Despite the trail mixup and the extra mileage, we had a good hike and took many pictures of mushrooms and a few summer wildflowers. One such flower was the black snakeroot (Cimicifuga racemosa), a tall plant whose showy white flowers bloom from late June to August.


We didn’t get close enough to smell the flowers, and I wish we had; my Newcomb’s Wildflower Guide says it’s “ill-scented,” but some gardeners disagree; one blogger even uses the phrase “fantastically fragrant” when describing it.

Apparently, bugs aren’t crazy about the scent; it belongs to the Bugbane genus, Cimicifuga—which literally translates as “bug-repellant.” (Cimex is the generic name for bedbug, while fugare means to repel or drive away; you can see it in the English words fugitive and centrifuge.) When this genus was first established, it was for a particularly stinky European herb that was used to drive away insects.

The species designation racemosa refers to the raceme, or spike-like structure of the flower.


The leaves of this plant are trifoliate—i.e., each “leaf” is actually three leaflets.


As for the common name, black snakeroot, black refers to the color of the rhizome, while snakeroot reflects its historical use as a cure for rattlesnake bite.
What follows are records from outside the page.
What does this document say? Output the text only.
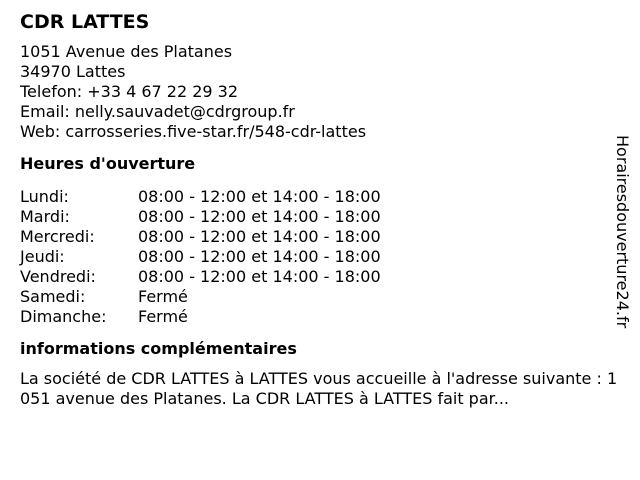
CDR LATTES
1051 Avenue des Platanes
34970 Lattes
Telefon: +33 4 67 22 29 32
Email: nelly.sauvadet@cdrgroup.fr
Web: carrosseries.five-star.fr/548-cdr-lattes
Heures d'ouverture
Lundi:	08:00 - 12:00 et 14:00 - 18:00
Mardi:	08:00 - 12:00 et 14:00 - 18:00
Mercredi:	08:00 - 12:00 et 14:00 - 18:00
Jeudi:	08:00 - 12:00 et 14:00 - 18:00
Vendredi:	08:00 - 12:00 et 14:00 - 18:00
Samedi:	Fermé
Dimanche:	Fermé
informations complémentaires
La société de CDR LATTES à LATTES vous accueille à l'adresse suivante : 1051 avenue des Platanes. La CDR LATTES à LATTES fait par...
Horairesdouverture24.fr
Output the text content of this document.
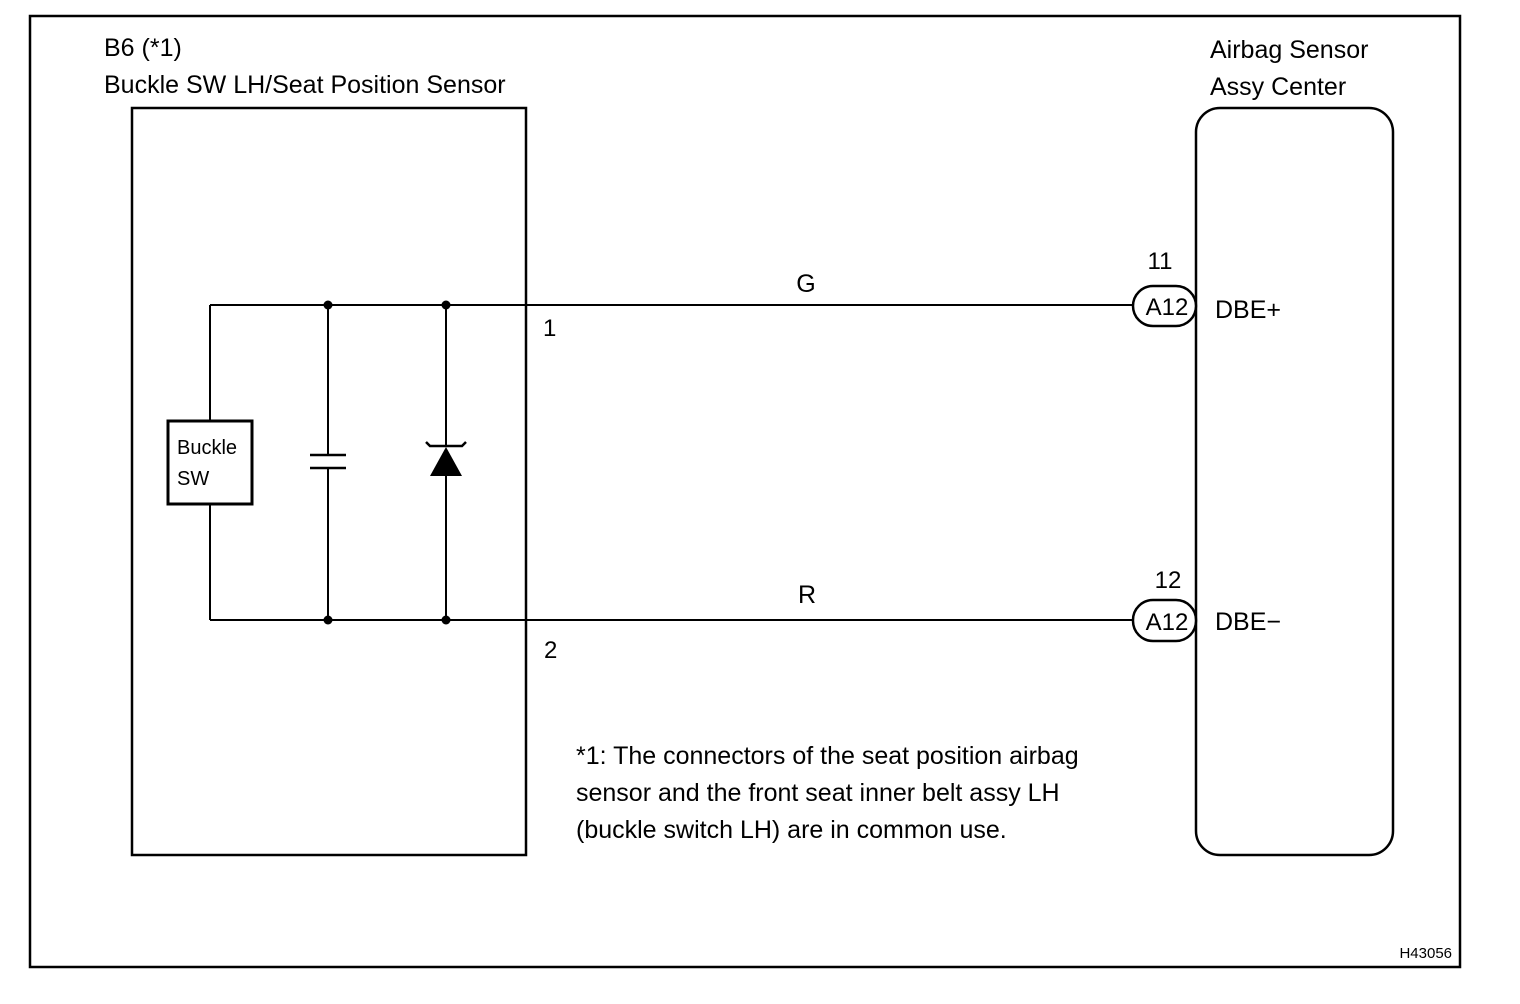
B6 (*1)
Buckle SW LH/Seat Position Sensor
Airbag Sensor
Assy Center
Buckle
SW
1
2
G
R
11
A12 DBE+
12
A12 DBE−
*1: The connectors of the seat position airbag
sensor and the front seat inner belt assy LH
(buckle switch LH) are in common use.
H43056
This is indeed a medicinal plant, called "black cohosh" in medical/healing circles. The roots and rhizomes are particularly known for their effectiveness treating symptoms of menopause and PMS. According to the University of Maryland Medical Center's page, “More than two centuries ago, Native Americans discovered that the root of the black cohosh plant … helped relieve menstrual cramps and menopausal symptoms, such as hot flashes, irritability, mood swings, and sleep disturbances.”
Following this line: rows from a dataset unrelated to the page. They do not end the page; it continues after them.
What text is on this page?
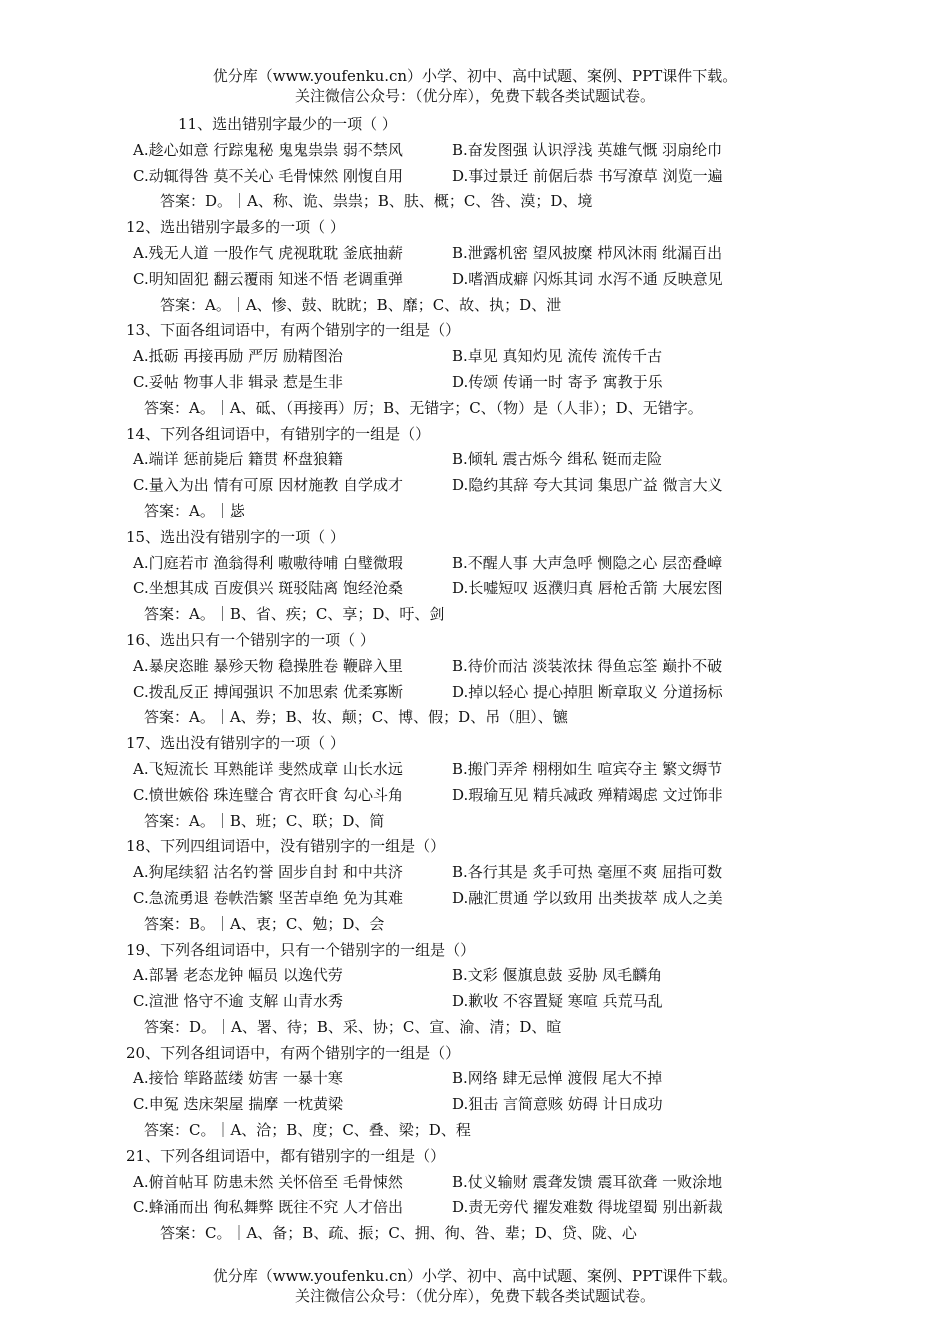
优分库（www.youfenku.cn）小学、初中、高中试题、案例、PPT课件下载。
关注微信公众号：（优分库），免费下载各类试题试卷。
11、选出错别字最少的一项（ ）
A.趁心如意 行踪鬼秘 鬼鬼祟祟 弱不禁风	B.奋发图强 认识浮浅 英雄气慨 羽扇纶巾
C.动辄得咎 莫不关心 毛骨悚然 刚愎自用	D.事过景迁 前倨后恭 书写潦草 浏览一遍
答案：D。｜A、称、诡、祟祟；B、肤、概；C、咎、漠；D、境
12、选出错别字最多的一项（ ）
A.残无人道 一股作气 虎视耽耽 釜底抽薪	B.泄露机密 望风披糜 栉风沐雨 纰漏百出
C.明知固犯 翻云覆雨 知迷不悟 老调重弹	D.嗜酒成癖 闪烁其词 水泻不通 反映意见
答案：A。｜A、惨、鼓、眈眈；B、靡；C、故、执；D、泄
13、下面各组词语中，有两个错别字的一组是（）
A.抵砺 再接再励 严厉 励精图治	B.卓见 真知灼见 流传 流传千古
C.妥帖 物事人非 辑录 惹是生非	D.传颂 传诵一时 寄予 寓教于乐
答案：A。｜A、砥、（再接再）厉；B、无错字；C、（物）是（人非）；D、无错字。
14、下列各组词语中，有错别字的一组是（）
A.端详 惩前毙后 籍贯 杯盘狼籍	B.倾轧 震古烁今 缉私 铤而走险
C.量入为出 情有可原 因材施教 自学成才	D.隐约其辞 夸大其词 集思广益 微言大义
答案：A。｜毖
15、选出没有错别字的一项（ ）
A.门庭若市 渔翁得利 嗷嗷待哺 白璧微瑕	B.不醒人事 大声急呼 恻隐之心 层峦叠嶂
C.坐想其成 百废俱兴 斑驳陆离 饱经沧桑	D.长嘘短叹 返濮归真 唇枪舌箭 大展宏图
答案：A。｜B、省、疾；C、享；D、吁、剑
16、选出只有一个错别字的一项（ ）
A.暴戾恣睢 暴殄天物 稳操胜卷 鞭辟入里	B.待价而沽 淡装浓抹 得鱼忘筌 巅扑不破
C.拨乱反正 搏闻强识 不加思索 优柔寡断	D.掉以轻心 提心掉胆 断章取义 分道扬标
答案：A。｜A、券；B、妆、颠；C、博、假；D、吊（胆）、镳
17、选出没有错别字的一项（ ）
A.飞短流长 耳熟能详 斐然成章 山长水远	B.搬门弄斧 栩栩如生 喧宾夺主 繁文缛节
C.愤世嫉俗 珠连璧合 宵衣旰食 勾心斗角	D.瑕瑜互见 精兵减政 殚精竭虑 文过饰非
答案：A。｜B、班；C、联；D、简
18、下列四组词语中，没有错别字的一组是（）
A.狗尾续貂 沽名钓誉 固步自封 和中共济	B.各行其是 炙手可热 毫厘不爽 屈指可数
C.急流勇退 卷帙浩繁 坚苦卓绝 免为其难	D.融汇贯通 学以致用 出类拔萃 成人之美
答案：B。｜A、衷；C、勉；D、会
19、下列各组词语中，只有一个错别字的一组是（）
A.部暑 老态龙钟 幅员 以逸代劳	B.文彩 偃旗息鼓 妥胁 凤毛麟角
C.渲泄 恪守不逾 支解 山青水秀	D.歉收 不容置疑 寒喧 兵荒马乱
答案：D。｜A、署、待；B、采、协；C、宣、渝、清；D、暄
20、下列各组词语中，有两个错别字的一组是（）
A.接恰 筚路蓝缕 妨害 一暴十寒	B.网络 肆无忌惮 渡假 尾大不掉
C.申冤 迭床架屋 揣摩 一枕黄梁	D.狙击 言简意赅 妨碍 计日成功
答案：C。｜A、洽；B、度；C、叠、梁；D、程
21、下列各组词语中，都有错别字的一组是（）
A.俯首帖耳 防患未然 关怀倍至 毛骨悚然	B.仗义输财 震聋发馈 震耳欲聋 一败涂地
C.蜂涌而出 徇私舞弊 既往不究 人才倍出	D.责无旁代 擢发难数 得垅望蜀 别出新裁
答案：C。｜A、备；B、疏、振；C、拥、徇、咎、辈；D、贷、陇、心
优分库（www.youfenku.cn）小学、初中、高中试题、案例、PPT课件下载。
关注微信公众号：（优分库），免费下载各类试题试卷。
(Hmm, maybe I should done some digging and harvested some while I had the chance …)

Cohosh, by the way, is an Indian name used for medicinal plants, but the original meaning is unknown, as far as I can tell.

So, when and where can you find black snakeroot? I’ve already mentioned that it’s a summer wildflower that grows late June through August. You can find it in the rich woods of the Appalachians west to the Ozarks and north to the Great Lakes. You might find growing naturally as far northeast as western Massachusetts, but it's rare in New England. Because of its beauty and medicinal uses, it’s cultivated in various places, and it also springs up in cleared areas, on wooded hillsides, and in woodland pastures. It's most common in Pennsylvania, Ohio, and West Virginia. Black snakeroot is hard to miss; in addition to the noticeable flowers, the stem can grow four to eight feet high!

You’re not likely to see this flower anytime soon, though, and neither am I; August is past, and only the must stubborn of last summer wildflowers are still hanging around. I’ll keep an eye out for it on next summer’s hikes, though … and take a whiff when I get the chance!

References:

EmpoweringSites.com. n.d. EnhanceMyVocabulary.com. Accessed September 10, 2016. http://www.enhancemyvocabulary.com/word-roots_latin_6.html.


Kress, Henriette. n.d. Henriette's Herbs. Accessed September 10, 2016. http://www.henriettes-herb.com/eclectic/dmna/cimicifuga.html.


Land, Leslie. 2010. Leslie Land In Kitchen and Garden. September 9. Accessed September 10, 2016. http://leslieland.com/2010/09/cimicifuga-actaea-snakeroot-bugbane-no-matter-what-you-call-it-i-love-it/.


Newcomb, Lawrence. 1989. Newcomb's Wildflower Guide. Boston: Little, Brown and Company.